Beca Velázquez-Publes, Founder, Coach & Consultant at The Liberated Leader, opens up about the lessons she learned early on from her parents that made working for social justice a part of her DNA. She talks about the evolving nature of purpose and how her work with the Urban Core Collective solidified her social justice journey, allowing her to build a space that resisted norms in the nonprofit space and push collective growth edges to test new ways of being for work and in community.  

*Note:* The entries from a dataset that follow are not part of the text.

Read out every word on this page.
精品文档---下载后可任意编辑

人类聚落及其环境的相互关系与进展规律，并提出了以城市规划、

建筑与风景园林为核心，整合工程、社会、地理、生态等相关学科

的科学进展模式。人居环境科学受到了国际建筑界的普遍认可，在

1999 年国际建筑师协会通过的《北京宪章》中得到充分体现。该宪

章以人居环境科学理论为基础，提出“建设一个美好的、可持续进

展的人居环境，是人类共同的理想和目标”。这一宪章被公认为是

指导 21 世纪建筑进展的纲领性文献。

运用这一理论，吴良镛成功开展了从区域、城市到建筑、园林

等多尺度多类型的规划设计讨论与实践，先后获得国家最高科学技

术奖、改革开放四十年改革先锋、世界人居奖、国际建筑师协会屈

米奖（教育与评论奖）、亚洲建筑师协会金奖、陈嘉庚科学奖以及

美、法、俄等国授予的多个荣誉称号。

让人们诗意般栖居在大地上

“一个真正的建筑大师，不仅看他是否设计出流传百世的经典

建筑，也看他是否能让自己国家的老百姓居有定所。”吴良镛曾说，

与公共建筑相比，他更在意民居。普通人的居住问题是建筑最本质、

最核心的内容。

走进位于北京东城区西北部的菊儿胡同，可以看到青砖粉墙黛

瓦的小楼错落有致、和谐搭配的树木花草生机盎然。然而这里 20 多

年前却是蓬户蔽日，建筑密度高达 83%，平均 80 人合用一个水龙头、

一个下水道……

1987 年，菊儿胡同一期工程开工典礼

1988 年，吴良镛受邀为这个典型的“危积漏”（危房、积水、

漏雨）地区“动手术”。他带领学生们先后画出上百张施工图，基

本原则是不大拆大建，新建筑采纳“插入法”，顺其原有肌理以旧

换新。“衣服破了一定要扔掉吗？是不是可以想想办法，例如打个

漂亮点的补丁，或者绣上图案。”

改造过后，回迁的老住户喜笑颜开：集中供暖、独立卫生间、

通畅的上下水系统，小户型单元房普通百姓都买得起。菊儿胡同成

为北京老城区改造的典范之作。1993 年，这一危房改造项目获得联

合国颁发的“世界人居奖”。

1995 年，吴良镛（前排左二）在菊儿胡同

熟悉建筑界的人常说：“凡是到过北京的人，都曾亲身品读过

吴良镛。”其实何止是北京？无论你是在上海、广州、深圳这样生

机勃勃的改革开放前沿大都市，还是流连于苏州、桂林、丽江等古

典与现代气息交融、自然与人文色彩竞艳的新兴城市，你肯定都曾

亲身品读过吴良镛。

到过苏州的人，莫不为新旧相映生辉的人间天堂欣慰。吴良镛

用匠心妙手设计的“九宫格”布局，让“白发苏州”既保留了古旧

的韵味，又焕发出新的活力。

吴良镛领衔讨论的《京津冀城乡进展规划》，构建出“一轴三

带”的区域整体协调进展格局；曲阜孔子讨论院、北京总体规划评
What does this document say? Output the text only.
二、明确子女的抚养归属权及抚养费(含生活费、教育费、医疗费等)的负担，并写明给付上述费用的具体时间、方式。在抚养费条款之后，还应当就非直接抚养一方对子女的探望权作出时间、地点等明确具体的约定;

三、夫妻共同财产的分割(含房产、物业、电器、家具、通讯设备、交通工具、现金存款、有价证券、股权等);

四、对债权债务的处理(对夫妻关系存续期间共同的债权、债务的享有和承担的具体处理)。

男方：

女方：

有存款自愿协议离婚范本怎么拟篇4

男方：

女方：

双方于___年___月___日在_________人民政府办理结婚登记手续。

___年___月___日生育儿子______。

Beca also talks about the significance of operationalizing equity and creating inclusive and human-centered organizational structures, the ongoing process of unlearning internalized oppression, and invites listeners to embrace their own leadership among the many ways to contribute and find community in the work for Liberation.

September 3, 2025

Exploring Identity and Mental Health Through Comics, Anime, and Culture with Quincy M. Simmons

Quincy M. Simmons, a rising senior at SUNY New Paltz in Journalism, Film, Video, and Black Studies, shares what motivated him to use his love for comic books, manga, and anime to address social justice issues through his podcast, “The Masks We Wear”. He talks about mental health, neurodiversity, and toxic masculinity, and how exploring comics as modern mythology can offer powerful reflections on today’s social and political climate. Quincy also talks about his journey with journalism, how he uses storytelling to inspire and educate, his guiding influences, and the impact he hopes to make with his work.